Forscher rechnen vor: Anti-Klimabudget hätte hohe Folgekosten

6. Mai 2026

Klimaschutz. Studie des Wegener Centers sieht langfristig vor allem die Wettbewerbsfähigkeit Österreichs in Gefahr.

Noch steht das Doppelbudget 2027 und 2028 nicht, doch längst sind auch Ausgabenkürzungen im Umwelt- und Klimabereich Thema. Die Klimawissenschaft – konkret Karl Steininger vom Wegener Center der Uni Graz – legt dazu eine neue Studie vor, wonach eine Budgetsanierung, die primär auf Ausgabenkürzungen im Klima- und Umweltbereich setzt, mehrfach kontraproduktiv sei und als direkte Folge zu höheren öffentlichen Ausgaben sowie wirtschaftlichen Nachteilen führe.


Österreich gebe im Regelfall jährlich acht bis zwölf Milliarden Euro – im Krisenjahr 2022 sogar 18 Milliarden Euro – für den Import fossiler Energieträger aus. Durch konsequente Klimapolitik und den Ausbau erneuerbarer Energien könne diese enorme Wertschöpfung im Inland gehalten und die wirtschaftliche Resilienz gegenüber Preisschocks drastisch erhöht werden, plädiert Steininger für einen schnelleren Ausstieg aus Gas und Öl.

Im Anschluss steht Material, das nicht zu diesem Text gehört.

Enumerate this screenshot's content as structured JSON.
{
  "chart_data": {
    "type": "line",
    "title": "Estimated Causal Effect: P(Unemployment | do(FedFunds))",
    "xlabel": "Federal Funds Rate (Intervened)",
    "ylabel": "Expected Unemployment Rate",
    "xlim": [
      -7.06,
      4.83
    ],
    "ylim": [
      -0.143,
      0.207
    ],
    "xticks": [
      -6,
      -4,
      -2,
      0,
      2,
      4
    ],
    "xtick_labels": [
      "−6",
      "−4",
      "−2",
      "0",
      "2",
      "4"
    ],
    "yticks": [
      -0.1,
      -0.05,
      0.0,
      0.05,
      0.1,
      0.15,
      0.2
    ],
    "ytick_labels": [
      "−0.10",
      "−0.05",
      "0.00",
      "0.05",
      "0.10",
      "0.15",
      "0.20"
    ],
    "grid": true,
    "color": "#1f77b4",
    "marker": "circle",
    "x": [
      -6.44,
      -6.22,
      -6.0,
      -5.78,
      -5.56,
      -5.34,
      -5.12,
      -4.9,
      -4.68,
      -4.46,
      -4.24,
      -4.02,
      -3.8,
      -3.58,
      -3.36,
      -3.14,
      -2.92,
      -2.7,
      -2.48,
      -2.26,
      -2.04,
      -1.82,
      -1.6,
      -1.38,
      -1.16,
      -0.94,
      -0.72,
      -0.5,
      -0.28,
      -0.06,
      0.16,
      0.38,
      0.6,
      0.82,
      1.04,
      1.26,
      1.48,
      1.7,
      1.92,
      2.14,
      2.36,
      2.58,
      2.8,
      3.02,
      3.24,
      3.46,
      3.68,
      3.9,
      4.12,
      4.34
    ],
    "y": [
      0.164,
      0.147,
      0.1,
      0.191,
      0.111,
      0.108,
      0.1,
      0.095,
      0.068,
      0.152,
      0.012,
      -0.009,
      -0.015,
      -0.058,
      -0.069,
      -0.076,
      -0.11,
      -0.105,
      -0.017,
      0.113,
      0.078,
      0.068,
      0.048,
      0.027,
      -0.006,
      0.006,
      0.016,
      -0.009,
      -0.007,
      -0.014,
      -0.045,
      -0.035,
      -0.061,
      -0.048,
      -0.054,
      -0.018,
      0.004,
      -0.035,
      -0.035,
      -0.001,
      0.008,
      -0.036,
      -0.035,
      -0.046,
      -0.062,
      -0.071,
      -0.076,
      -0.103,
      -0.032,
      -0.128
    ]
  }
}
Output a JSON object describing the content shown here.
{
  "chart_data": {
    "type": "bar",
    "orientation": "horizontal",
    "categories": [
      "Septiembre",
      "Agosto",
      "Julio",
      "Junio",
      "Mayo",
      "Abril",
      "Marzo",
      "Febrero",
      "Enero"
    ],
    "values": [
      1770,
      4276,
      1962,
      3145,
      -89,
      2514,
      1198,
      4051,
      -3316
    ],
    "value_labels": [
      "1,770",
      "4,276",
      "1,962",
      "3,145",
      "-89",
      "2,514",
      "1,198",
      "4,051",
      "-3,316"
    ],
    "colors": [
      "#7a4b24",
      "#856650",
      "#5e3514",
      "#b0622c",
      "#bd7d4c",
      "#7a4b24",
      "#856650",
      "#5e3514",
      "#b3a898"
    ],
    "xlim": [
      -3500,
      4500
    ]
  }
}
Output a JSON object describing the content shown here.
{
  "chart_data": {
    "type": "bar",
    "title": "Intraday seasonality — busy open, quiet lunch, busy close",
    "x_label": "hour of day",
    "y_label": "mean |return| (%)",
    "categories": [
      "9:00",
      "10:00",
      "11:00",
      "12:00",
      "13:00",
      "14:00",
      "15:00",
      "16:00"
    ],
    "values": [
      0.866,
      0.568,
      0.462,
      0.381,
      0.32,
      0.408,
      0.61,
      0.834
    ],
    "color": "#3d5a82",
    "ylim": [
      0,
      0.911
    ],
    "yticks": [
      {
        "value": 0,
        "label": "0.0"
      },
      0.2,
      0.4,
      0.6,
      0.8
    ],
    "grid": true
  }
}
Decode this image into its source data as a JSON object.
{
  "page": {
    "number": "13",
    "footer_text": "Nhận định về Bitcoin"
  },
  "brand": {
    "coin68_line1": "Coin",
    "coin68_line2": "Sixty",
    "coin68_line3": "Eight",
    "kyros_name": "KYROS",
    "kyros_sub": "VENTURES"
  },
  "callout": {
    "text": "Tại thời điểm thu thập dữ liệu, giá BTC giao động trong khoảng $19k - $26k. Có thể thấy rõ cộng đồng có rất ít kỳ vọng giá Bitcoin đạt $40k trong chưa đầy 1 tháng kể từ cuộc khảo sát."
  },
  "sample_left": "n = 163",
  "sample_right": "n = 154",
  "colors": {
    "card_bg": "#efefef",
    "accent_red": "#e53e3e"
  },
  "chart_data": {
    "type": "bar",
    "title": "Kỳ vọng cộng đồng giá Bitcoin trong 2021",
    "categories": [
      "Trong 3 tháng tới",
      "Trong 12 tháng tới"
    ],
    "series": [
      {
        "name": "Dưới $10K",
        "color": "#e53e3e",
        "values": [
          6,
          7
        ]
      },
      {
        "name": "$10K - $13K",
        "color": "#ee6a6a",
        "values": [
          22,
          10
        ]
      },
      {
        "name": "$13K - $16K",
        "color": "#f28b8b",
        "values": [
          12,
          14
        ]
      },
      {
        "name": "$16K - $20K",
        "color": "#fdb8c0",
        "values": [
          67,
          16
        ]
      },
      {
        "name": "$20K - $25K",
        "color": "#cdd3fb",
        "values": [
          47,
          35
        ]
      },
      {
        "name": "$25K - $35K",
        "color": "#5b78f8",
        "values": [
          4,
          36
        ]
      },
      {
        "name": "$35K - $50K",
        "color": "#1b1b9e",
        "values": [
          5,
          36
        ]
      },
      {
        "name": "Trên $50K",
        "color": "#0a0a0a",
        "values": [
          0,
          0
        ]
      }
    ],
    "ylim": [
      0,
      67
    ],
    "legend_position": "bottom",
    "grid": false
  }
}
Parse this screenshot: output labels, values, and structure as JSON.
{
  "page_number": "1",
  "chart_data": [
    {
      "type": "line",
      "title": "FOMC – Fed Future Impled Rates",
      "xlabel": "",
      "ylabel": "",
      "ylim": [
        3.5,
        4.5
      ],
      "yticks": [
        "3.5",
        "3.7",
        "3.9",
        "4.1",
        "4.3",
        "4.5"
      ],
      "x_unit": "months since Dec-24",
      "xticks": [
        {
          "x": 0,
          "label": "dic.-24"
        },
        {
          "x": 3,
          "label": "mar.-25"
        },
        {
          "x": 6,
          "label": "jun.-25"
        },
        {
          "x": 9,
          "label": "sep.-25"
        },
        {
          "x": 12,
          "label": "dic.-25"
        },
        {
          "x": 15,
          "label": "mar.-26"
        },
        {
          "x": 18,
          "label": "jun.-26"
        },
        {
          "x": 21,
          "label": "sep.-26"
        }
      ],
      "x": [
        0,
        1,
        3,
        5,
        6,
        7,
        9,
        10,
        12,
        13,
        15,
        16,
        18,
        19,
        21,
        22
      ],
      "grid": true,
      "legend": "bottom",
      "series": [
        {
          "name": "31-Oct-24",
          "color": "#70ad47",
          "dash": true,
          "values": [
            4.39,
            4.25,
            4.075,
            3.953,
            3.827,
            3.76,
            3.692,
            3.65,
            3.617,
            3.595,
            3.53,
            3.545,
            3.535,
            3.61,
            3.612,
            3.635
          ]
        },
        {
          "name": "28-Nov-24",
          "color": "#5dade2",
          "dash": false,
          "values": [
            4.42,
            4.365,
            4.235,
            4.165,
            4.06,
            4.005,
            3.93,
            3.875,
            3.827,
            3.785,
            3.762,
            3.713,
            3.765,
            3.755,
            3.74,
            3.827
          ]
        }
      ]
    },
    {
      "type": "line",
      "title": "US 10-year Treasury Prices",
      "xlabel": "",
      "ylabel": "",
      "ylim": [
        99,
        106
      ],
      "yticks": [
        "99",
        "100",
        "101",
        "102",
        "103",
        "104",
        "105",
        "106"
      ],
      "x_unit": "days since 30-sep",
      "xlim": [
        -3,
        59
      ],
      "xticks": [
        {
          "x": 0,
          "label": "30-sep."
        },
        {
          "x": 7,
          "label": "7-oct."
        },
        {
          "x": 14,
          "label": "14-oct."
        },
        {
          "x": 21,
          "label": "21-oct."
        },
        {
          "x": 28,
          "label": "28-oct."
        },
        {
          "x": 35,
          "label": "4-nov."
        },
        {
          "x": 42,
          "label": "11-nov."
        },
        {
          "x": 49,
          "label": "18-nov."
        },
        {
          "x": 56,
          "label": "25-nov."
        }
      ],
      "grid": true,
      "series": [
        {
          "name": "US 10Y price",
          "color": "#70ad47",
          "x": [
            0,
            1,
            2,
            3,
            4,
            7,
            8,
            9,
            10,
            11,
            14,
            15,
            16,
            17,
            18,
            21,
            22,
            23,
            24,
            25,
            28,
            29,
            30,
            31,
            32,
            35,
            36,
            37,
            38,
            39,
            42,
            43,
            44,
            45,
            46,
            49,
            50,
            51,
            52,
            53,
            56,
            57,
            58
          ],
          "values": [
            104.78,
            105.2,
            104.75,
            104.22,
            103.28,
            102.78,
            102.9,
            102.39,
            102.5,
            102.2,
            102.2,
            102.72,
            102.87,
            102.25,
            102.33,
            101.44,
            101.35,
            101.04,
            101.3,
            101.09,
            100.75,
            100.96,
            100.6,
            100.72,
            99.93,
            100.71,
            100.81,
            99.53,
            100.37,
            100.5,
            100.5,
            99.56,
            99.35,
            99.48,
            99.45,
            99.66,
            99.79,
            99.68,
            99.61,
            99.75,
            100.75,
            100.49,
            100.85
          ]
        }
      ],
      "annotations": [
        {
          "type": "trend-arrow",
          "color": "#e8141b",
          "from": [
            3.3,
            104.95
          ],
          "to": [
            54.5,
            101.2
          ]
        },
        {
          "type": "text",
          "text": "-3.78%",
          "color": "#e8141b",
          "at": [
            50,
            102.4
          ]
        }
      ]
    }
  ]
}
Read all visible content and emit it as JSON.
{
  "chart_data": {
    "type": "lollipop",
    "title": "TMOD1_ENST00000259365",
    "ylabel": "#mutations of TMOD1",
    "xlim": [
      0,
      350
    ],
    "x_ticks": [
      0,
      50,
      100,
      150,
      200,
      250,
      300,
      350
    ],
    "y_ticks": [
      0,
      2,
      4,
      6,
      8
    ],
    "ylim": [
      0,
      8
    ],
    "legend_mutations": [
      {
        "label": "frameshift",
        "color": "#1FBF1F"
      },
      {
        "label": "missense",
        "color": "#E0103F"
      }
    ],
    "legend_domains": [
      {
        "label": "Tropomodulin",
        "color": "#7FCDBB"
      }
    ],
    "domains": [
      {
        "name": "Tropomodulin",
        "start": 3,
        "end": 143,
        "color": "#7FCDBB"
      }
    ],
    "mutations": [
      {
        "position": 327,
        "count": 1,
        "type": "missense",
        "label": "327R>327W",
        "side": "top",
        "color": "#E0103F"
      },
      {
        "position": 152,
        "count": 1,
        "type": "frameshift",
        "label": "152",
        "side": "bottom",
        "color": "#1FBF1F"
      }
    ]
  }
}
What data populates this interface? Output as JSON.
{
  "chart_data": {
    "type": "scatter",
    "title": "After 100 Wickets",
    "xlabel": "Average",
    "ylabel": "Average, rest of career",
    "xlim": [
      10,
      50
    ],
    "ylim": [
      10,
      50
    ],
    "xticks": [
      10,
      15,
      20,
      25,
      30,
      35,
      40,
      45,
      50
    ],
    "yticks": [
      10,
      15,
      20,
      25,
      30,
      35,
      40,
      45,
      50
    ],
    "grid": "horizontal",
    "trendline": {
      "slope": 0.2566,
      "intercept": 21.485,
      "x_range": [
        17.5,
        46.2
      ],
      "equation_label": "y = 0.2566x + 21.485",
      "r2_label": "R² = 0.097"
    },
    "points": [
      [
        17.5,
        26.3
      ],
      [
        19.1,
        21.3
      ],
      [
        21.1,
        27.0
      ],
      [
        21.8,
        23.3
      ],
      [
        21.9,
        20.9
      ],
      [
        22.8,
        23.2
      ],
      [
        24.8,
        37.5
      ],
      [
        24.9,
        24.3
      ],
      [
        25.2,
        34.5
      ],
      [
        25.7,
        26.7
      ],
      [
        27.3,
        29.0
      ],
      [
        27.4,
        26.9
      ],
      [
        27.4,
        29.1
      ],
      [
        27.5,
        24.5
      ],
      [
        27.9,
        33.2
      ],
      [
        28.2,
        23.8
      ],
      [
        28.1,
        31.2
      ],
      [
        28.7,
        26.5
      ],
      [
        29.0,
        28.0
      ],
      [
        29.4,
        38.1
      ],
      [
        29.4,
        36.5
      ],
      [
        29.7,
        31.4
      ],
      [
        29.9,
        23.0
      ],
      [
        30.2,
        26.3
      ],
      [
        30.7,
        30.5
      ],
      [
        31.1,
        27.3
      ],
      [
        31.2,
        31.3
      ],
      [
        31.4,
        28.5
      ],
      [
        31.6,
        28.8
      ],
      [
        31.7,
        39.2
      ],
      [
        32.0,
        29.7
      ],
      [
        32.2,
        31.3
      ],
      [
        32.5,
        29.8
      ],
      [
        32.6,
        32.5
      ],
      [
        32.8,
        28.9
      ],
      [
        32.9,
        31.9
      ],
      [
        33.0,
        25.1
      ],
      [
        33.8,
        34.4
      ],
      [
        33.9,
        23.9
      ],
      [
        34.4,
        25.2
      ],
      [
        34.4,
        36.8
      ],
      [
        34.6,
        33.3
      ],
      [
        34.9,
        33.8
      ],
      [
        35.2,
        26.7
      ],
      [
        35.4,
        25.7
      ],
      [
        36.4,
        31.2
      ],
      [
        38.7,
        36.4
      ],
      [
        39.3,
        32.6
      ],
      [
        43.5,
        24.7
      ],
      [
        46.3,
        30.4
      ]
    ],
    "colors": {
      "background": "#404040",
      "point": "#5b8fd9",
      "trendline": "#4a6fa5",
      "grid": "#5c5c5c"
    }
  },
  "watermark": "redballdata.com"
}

Die Dekarbonisierung der Wirtschaft sieht der Wissenschafter als Kernelement einer erfolgreichen Wettbewerbsstrategie. Strukturelle Standortnachteile durch hohe Energiekosten würden sich nur durch einen raschen Ausbau erneuerbarer Energien und eine höhere Energieeffizienz ausgleichen lassen.
Doch wenn klimapolitische Maßnahmen ausbleiben und Österreich seine EU-Klimaziele verfehlt, drohen laut langfristiger Budgetprognose des Finanzministeriums ohnehin Kosten von rund 2,86 Milliarden Euro. Ein Fortsetzen der aktuellen Politik würde das Staatsbudget in den Jahren 2030 bis 2040 jährlich mit zusätzlichen 0,2 bis 0,4 Prozent des Bruttoinlandsprodukts belasten, rechnet Steiniger vor.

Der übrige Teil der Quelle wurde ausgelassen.